Aunque en repetidas ocasiones se dice que es necesario aprender historia para no repetir los errores del pasado, es obvio que no todos los hechos pretéritos son analizados de la misma manera por los ciudadanos de una nación. Fundamentalmente, la diferencia estriba en si ese suceso acaeció fuera de sus fronteras, como algo aislado que se puede tratar con despreocupación, o si pertenece a la historia menos amable del país, circunstancia que genera pesar, vergüenza e incluso heridas que todavía no han cicatrizado. No es nada atrevido asegurar que, en España, el mejor ejemplo de esto último es la Guerra Civil. Cada vez que salta a la actualidad algo relacionado con el conflicto propiamente dicho o con sus inmediatos antecedentes y consecuencias, las redes sociales y tertulias políticas arden con comentarios sobre ello. Tampoco se libra de ello la cartelera cinematográfica cada vez que se estrena una obra ambientada en la mencionada época.
Por más que podamos pensar que en una guerra solo hay vencedores y vencidos, no buenos y malos, es complicado dirigirse con plena objetividad a un pasaje de la historia como este. Era comprensible, por tanto, que el cineasta Mikel Rueda, ahora de actualidad con el estreno de su película El doble más quince, abriera Estrellas que alcanzar (Izarren argia) con unas escenas directas y cristalinas. Hablamos de la detención y posterior aprisionamiento de un grupo de mujeres y niños, cuyo supuesto delito estribaba entre pensar diferente y estar relacionadas con alguien que pensaba diferente. Ambos colectivos, femenino e infantil, fueron encerrados en la cárcel vizcaína de Saturrarán. Las malas condiciones del lugar, reflejadas en la cruel hambruna que sufrían muchas de las reclusas, pronto viró en algo todavía más escalofriante: la separación de madres e hijos. Estos últimos fueron dados en adopción a familias afines al régimen, un terrible hecho histórico que hoy día sigue en juzgados y prensa bajo el sobrenombre de “caso de los bebés robados”.
Rueda probablemente creía que, si la historia resultaba horrible en el lenguaje escrito, tenía que ser llevada a la pantalla con semejante intensidad. Como decimos, las escenas iniciales de Estrellas que alcanzar muestran todo lo mencionado en el anterior párrafo de una manera ciertamente explícita, con unas actuaciones poco sutiles tanto por parte del reparto que encarna a las crueles monjas como por aquellas que dan vida a las devastadas madres. Pese a que esta declaración de intenciones provoca que sea difícil desviar la vista de la pantalla, deja una sensación algo maniquea y escasamente original que lastrará todo el desarrollo posterior, por mucho que más tarde se intenten reflejar claroscuros en alguna de sus protagonistas.

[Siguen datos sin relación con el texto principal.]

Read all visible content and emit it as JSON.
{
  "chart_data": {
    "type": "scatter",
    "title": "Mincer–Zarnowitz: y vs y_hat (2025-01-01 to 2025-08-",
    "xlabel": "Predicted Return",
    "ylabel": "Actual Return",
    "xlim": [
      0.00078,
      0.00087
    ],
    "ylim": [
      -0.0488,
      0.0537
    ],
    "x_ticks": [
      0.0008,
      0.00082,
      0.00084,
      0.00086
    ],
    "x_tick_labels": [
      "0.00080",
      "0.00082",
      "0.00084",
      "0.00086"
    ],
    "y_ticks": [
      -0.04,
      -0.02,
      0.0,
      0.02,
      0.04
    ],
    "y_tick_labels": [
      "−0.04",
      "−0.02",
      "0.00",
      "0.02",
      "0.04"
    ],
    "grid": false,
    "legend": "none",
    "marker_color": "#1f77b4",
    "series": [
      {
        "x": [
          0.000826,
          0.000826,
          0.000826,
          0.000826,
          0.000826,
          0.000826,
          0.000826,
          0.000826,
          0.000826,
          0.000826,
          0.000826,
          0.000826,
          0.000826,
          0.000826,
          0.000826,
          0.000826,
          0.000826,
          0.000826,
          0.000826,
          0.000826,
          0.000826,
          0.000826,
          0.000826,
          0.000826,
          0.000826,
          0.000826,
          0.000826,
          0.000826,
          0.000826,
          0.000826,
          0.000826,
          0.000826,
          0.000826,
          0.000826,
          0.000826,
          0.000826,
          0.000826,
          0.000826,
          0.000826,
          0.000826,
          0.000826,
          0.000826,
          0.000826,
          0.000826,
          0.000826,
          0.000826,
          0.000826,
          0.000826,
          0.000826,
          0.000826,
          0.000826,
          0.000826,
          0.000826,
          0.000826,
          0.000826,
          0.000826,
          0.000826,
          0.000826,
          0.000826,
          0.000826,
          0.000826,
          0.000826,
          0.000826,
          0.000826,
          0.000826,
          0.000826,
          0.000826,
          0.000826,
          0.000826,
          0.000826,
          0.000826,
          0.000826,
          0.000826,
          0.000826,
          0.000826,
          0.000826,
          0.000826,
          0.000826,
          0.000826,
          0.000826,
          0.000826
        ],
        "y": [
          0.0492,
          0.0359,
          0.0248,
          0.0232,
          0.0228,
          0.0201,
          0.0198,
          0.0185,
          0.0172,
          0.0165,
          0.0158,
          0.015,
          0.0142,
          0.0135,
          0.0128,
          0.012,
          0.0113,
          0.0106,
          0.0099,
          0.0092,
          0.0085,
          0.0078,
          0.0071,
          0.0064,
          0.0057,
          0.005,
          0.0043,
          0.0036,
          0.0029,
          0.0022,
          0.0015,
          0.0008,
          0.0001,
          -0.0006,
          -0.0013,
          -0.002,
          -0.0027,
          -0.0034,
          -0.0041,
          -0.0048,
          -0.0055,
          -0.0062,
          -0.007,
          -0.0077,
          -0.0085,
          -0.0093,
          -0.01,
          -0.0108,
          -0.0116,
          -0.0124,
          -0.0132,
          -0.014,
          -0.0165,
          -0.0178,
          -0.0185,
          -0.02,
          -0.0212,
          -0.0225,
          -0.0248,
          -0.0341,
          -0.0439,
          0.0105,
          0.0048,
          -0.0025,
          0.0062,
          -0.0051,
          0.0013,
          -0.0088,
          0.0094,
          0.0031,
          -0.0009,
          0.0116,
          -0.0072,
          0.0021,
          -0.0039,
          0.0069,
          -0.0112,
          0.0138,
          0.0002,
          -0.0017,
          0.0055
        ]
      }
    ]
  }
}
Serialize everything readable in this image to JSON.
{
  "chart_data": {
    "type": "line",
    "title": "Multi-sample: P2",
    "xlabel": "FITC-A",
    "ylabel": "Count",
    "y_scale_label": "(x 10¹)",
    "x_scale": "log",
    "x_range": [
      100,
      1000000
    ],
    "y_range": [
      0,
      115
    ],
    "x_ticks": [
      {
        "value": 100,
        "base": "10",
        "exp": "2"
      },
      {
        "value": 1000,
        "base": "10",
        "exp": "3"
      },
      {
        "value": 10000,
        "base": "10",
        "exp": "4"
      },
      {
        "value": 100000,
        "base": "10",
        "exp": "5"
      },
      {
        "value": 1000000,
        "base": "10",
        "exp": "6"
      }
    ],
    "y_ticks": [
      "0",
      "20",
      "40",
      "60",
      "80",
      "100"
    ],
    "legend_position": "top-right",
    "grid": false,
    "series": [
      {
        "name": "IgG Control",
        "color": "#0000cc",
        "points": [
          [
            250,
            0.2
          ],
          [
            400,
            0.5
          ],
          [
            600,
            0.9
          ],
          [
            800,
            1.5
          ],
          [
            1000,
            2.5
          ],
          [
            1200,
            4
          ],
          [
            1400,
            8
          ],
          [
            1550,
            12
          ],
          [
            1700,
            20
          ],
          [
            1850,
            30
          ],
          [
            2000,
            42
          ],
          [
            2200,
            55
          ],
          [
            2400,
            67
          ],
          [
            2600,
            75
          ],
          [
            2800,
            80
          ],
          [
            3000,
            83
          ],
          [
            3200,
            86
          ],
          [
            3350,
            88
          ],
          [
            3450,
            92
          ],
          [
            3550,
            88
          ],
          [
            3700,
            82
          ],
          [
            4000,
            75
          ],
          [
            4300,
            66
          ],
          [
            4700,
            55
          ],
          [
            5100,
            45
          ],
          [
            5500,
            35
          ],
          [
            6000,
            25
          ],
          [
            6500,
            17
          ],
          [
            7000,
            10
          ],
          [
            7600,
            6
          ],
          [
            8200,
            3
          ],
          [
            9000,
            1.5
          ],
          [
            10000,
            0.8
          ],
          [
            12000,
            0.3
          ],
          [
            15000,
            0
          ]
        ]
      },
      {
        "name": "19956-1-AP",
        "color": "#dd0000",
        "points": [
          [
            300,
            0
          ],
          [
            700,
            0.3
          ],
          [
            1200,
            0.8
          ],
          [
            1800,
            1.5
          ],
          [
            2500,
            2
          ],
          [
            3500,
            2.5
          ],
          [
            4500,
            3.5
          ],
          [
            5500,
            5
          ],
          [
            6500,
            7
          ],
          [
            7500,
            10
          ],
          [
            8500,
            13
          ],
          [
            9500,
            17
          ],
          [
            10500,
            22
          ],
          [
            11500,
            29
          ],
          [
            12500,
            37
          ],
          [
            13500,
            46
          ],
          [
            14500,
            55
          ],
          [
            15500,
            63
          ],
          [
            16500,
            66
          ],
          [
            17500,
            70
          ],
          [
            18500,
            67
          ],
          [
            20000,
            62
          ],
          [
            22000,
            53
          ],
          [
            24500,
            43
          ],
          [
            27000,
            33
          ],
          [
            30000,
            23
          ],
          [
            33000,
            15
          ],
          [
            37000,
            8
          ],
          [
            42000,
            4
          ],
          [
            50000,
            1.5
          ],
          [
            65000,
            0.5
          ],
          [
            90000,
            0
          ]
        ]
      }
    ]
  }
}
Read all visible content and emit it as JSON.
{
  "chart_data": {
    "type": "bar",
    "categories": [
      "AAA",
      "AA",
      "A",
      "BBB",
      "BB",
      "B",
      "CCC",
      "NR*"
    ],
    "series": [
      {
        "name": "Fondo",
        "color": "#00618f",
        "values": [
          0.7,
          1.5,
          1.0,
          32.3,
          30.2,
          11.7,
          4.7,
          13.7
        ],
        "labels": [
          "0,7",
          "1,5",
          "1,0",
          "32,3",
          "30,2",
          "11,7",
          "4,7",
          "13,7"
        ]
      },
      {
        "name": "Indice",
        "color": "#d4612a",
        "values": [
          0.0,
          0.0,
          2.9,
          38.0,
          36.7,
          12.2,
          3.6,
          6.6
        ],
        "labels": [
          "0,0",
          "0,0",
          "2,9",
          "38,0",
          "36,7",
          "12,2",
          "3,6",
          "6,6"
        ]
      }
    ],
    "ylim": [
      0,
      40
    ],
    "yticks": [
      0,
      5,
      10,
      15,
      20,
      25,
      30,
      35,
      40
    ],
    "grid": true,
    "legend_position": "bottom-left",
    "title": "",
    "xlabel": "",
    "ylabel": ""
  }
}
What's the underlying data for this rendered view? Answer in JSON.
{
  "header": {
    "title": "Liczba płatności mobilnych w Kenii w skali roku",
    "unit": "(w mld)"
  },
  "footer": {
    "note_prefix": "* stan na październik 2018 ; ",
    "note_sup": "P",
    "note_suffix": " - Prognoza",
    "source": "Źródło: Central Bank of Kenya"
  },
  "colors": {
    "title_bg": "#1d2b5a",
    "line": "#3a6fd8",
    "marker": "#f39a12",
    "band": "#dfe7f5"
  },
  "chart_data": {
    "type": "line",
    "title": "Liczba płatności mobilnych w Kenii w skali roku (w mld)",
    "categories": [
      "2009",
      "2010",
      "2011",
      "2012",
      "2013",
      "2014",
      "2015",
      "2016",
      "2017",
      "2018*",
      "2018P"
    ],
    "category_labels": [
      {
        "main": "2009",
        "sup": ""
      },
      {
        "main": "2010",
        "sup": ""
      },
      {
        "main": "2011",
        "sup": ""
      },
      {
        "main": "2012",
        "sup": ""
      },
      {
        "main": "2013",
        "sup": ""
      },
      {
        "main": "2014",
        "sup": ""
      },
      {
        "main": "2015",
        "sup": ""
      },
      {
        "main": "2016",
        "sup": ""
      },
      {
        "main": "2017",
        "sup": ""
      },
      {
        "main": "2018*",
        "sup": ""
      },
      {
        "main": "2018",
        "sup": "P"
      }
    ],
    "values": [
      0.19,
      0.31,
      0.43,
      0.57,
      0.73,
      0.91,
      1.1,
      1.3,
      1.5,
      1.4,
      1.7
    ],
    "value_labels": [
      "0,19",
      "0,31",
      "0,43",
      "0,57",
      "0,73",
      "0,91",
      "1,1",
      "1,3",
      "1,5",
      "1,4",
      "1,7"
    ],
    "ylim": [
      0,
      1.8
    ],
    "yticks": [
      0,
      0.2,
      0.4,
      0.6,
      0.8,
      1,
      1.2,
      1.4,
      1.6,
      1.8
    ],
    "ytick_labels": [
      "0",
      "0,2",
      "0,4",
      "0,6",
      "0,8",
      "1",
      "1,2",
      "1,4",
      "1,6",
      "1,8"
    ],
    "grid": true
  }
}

Estrellas que alcanzar podría funcionar bien como un reflejo de las atrocidades cometidas en nombre de Dios, algo que los libros de historia ya nos habían relatado pero que, por desgracia, hemos seguido contemplando a través de algunos episodios terroristas recientes. El problema al que se enfrenta el film no gira en torno a su fidelidad histórica (aun desconociendo los hechos concretos de esa cárcel, resulta claro que en la Guerra Civil y en otros conflictos se produjeron barbaridades así), ni siquiera su parcialidad (sería incongruente pedir lo contrario), sino el escaso poder que tiene para mantener vivo el relato que nos intenta trasladar, y que se cae irremediablemente conforme avanzan los minutos.